Married Life

1 Corinthians 7:32-35

I would like you to be free from concern. An unmarried man is concerned about the Lord’s affairs—how he can please the Lord. But a married man is concerned about the affairs of this world—how he can please his wife—and his interests are divided. An unmarried woman or virgin is concerned about the Lord’s affairs: Her aim is to be devoted to the Lord in both body and spirit. But a married woman is concerned about the affairs of this world—how she can please her husband. I am saying this for your own good, not to restrict you, but that you may live in a right way in undivided devotion to the Lord.

I have always felt that there were two paths available to me. The first was to remain single and celibate, devoting my life to the Lord and serving Him always. I would travel around the world, spreading the Gospel and trying to help people, bringing what healing and love I had to offer to wherever I went. And while this path was appealing for its own reasons, it is one from which I recoiled. Since I was nine years old, I have dreamed of marrying and having children; building a family of my own so unlike the family in which I grew up.

The second path, then, was to marry and begin that family.
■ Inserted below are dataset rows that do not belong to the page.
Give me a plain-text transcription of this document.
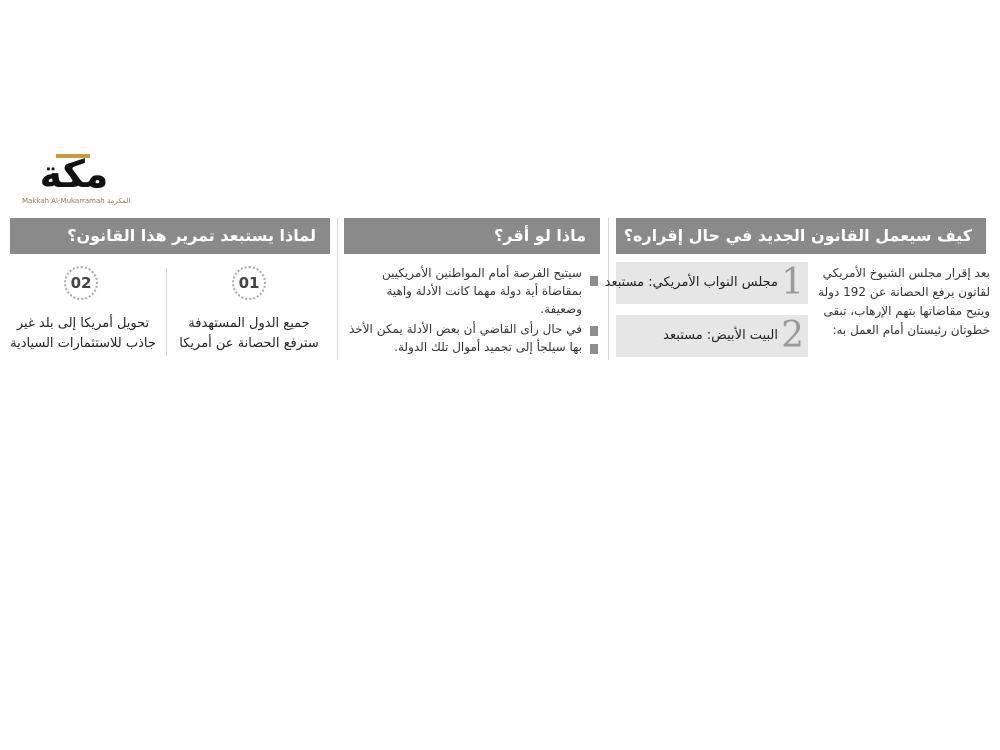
مكة
Makkah Al-Mukarramah المكرمة
كيف سيعمل القانون الجديد في حال إقراره؟
ماذا لو أقر؟
لماذا يستبعد تمرير هذا القانون؟
بعد إقرار مجلس الشيوخ الأمريكي لقانون يرفع الحصانة عن 192 دولة ويتيح مقاضاتها بتهم الإرهاب، تبقى خطوتان رئيستان أمام العمل به:
1
مجلس النواب الأمريكي: مستبعد
2
البيت الأبيض: مستبعد
سيتيح الفرصة أمام المواطنين الأمريكيين بمقاضاة أية دولة مهما كانت الأدلة واهية وضعيفة.
في حال رأى القاضي أن بعض الأدلة يمكن الأخذ بها سيلجأ إلى تجميد أموال تلك الدولة.
01
02
جميع الدول المستهدفة سترفع الحصانة عن أمريكا
تحويل أمريكا إلى بلد غير جاذب للاستثمارات السيادية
Rather than traveling around the world serving God, I would stay and work, come to the same home every night, and serve my family first. God would still be a part of my life, but the necessity and truth of the situation is that my wife and children would come first.

This is, as Paul writes, a necessary and approved path for our life. But at least to Paul’s mind, it is a less desirable path, and one I have often struggled to accept. I know what I want, but I have continually worried that I have disappointed God in some way, and that my life is not as meaningful or as helpful to “the cause” as it might otherwise have been. I walk to work each day, and walk home for lunch, and home again at five, and I wonder where else I might have been. I cook dinner and play WoW and go to bed, and wonder what more I might have done.

In the end, I work to serve my church and my community, and hope that someday, through my writing, I can impact and serve the world in a way that is glorifying to God. Perhaps my concern comes ultimately from my (misplaced?) desire to please my earthly father, which has always seemed a somewhat unattainable goal for a variety of reasons. It is difficult not to equate my Father with my father, and in so doing I do God a disservice. I know this, but it’s hard to overcome that feeling.

I do not yet know what my relationship with God should be as a married man, or how I should be serving Him. I don’t know what He wants me to do, and I have trouble accepting that He is completely happy, satisfied, and supportive of my life choices. But perhaps, with time, it will become clear. I know that He is not as central to my life as when I was single, but I desperately want to discover how much of my life and attention I can give Him and still honour April. I need to find out where that line is drawn so I can walk on it more comfortably.

Then again, perhaps it never gets comfortable. I’ve heard that that’s not really the point.